Hennelly told Casey that the mistake would not “define him or his career by any means”. That moment in Hennelly’s career will not define him either.
He is a fantastic ‘keeper and we are blessed to have two of the country’s finest in one county. I was on hand to message Rob following the defeat on Sunday and if you are able to, I encourage you all to do likewise. We have all made an error in judgment, a mistake, had a lapse in concentration in our life.
Journalists have the power to spread a message to hundreds, thousands, millions of people at the click of a button. I am not ashamed, angered or upset by Rob’s mistake but I did feel all of those things when I read Gavin Cummiskey’s rating of him in the Irish Times the following day.

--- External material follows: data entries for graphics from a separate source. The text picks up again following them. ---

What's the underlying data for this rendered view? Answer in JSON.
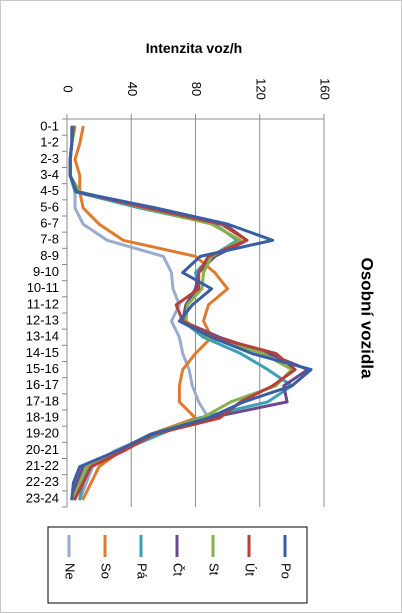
{
  "chart_data": {
    "type": "line",
    "title": "Osobní vozidla",
    "ylabel": "Intenzita voz/h",
    "xlabel": "",
    "ylim": [
      0,
      160
    ],
    "yticks": [
      0,
      40,
      80,
      120,
      160
    ],
    "categories": [
      "0-1",
      "1-2",
      "2-3",
      "3-4",
      "4-5",
      "5-6",
      "6-7",
      "7-8",
      "8-9",
      "9-10",
      "10-11",
      "11-12",
      "12-13",
      "13-14",
      "14-15",
      "15-16",
      "16-17",
      "17-18",
      "18-19",
      "19-20",
      "20-21",
      "21-22",
      "22-23",
      "23-24"
    ],
    "grid": true,
    "legend_placement": "bottom",
    "series": [
      {
        "name": "Po",
        "color": "#3a5ea3",
        "values": [
          3,
          3,
          2,
          2,
          6,
          55,
          100,
          128,
          83,
          72,
          90,
          78,
          70,
          90,
          115,
          152,
          140,
          110,
          88,
          52,
          32,
          8,
          4,
          3
        ]
      },
      {
        "name": "Út",
        "color": "#b8403a",
        "values": [
          4,
          3,
          2,
          2,
          6,
          50,
          96,
          112,
          88,
          82,
          82,
          68,
          72,
          92,
          130,
          142,
          128,
          108,
          95,
          54,
          36,
          15,
          10,
          5
        ]
      },
      {
        "name": "St",
        "color": "#88b04b",
        "values": [
          5,
          3,
          2,
          2,
          8,
          48,
          90,
          108,
          90,
          85,
          84,
          75,
          74,
          88,
          122,
          140,
          130,
          102,
          84,
          52,
          34,
          12,
          8,
          4
        ]
      },
      {
        "name": "Čt",
        "color": "#6a4a8c",
        "values": [
          4,
          3,
          2,
          2,
          6,
          52,
          98,
          112,
          92,
          82,
          80,
          74,
          72,
          95,
          125,
          150,
          135,
          137,
          88,
          52,
          32,
          10,
          6,
          3
        ]
      },
      {
        "name": "Pá",
        "color": "#3aa0b8",
        "values": [
          4,
          3,
          2,
          2,
          5,
          45,
          92,
          106,
          90,
          80,
          82,
          74,
          72,
          85,
          108,
          125,
          140,
          125,
          82,
          58,
          34,
          14,
          10,
          8
        ]
      },
      {
        "name": "So",
        "color": "#e07b2e",
        "values": [
          10,
          8,
          5,
          8,
          8,
          10,
          20,
          35,
          80,
          92,
          100,
          88,
          85,
          90,
          80,
          72,
          70,
          70,
          80,
          52,
          34,
          20,
          15,
          10
        ]
      },
      {
        "name": "Ne",
        "color": "#9aabd0",
        "values": [
          4,
          3,
          2,
          2,
          5,
          5,
          10,
          25,
          60,
          65,
          66,
          70,
          65,
          70,
          72,
          76,
          78,
          82,
          88,
          55,
          30,
          16,
          12,
          8
        ]
      }
    ]
  }
}
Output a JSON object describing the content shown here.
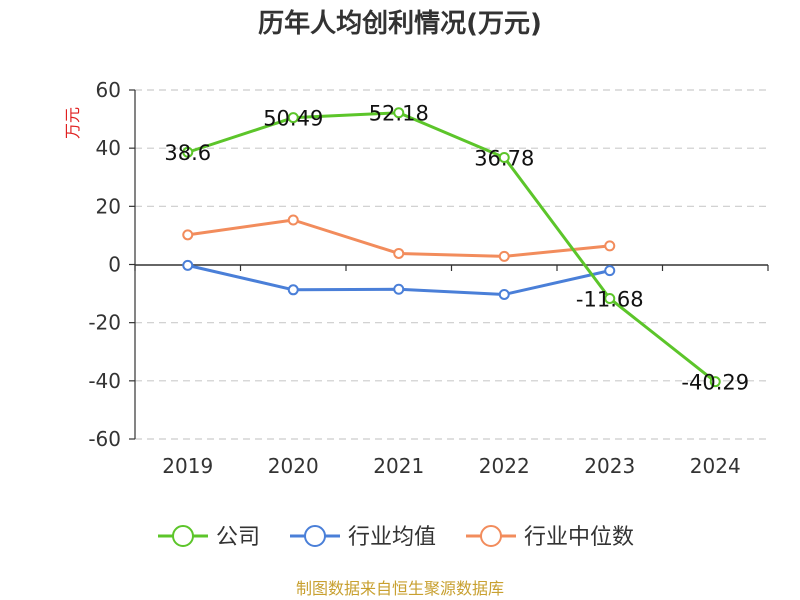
{
  "chart_data": {
    "type": "line",
    "title": "历年人均创利情况(万元)",
    "ylabel": "万元",
    "categories": [
      "2019",
      "2020",
      "2021",
      "2022",
      "2023",
      "2024"
    ],
    "yticks": [
      "60",
      "40",
      "20",
      "0",
      "-20",
      "-40",
      "-60"
    ],
    "ylim": [
      -60,
      60
    ],
    "grid": true,
    "legend_position": "bottom",
    "series": [
      {
        "name": "公司",
        "color": "#5cc52a",
        "values": [
          38.6,
          50.49,
          52.18,
          36.78,
          -11.68,
          -40.29
        ],
        "labels": [
          "38.6",
          "50.49",
          "52.18",
          "36.78",
          "-11.68",
          "-40.29"
        ]
      },
      {
        "name": "行业均值",
        "color": "#4a7fd8",
        "values": [
          -0.3,
          -8.7,
          -8.5,
          -10.3,
          -2.1,
          null
        ]
      },
      {
        "name": "行业中位数",
        "color": "#f28c5c",
        "values": [
          10.2,
          15.3,
          3.8,
          2.8,
          6.4,
          null
        ]
      }
    ],
    "source": "制图数据来自恒生聚源数据库"
  }
}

Following that, I stopped critically and harshly analysing the replay and the players. As a Mayo man, it is unfair to judge any player by a mistake they have made. As an aspiring journalist, it is a clear goal to stay away from any realm which puts me under the same light as Gavin Cummiskey.
My brother-in-law to be, is a Dub and proud (and loud too like them all). As we sat down for breakfast together on Sunday morning, I expressed how unfair it was – always the bridesmaid, never the bride. I give up, that’s it, I’m done.
Bullshit, says he, you’ll be the first man standing in MacHale Park come Spring. He’s right and all. The day that the prospect of meeting Dublin, Kerry and the likes in the league doesn’t spur me on to get behind the boys is the day that I will give it up for good.
We’ve been through hell us Mayo supporters but every new year, it’s like a reset button. 65 years becomes 66 but still we rally together, travelling the length and breadth of the country cheering on our team. We don’t know how lucky we are as fans, not one summer has passed in the last five years that we haven’t at least reached the semi-final.
Mayo has a fantastic group of players, a great manager and background staff and the best supporters in the whole of Ireland. Our day will come. It wasn’t 2016, it may or may not be 2017, but it will come.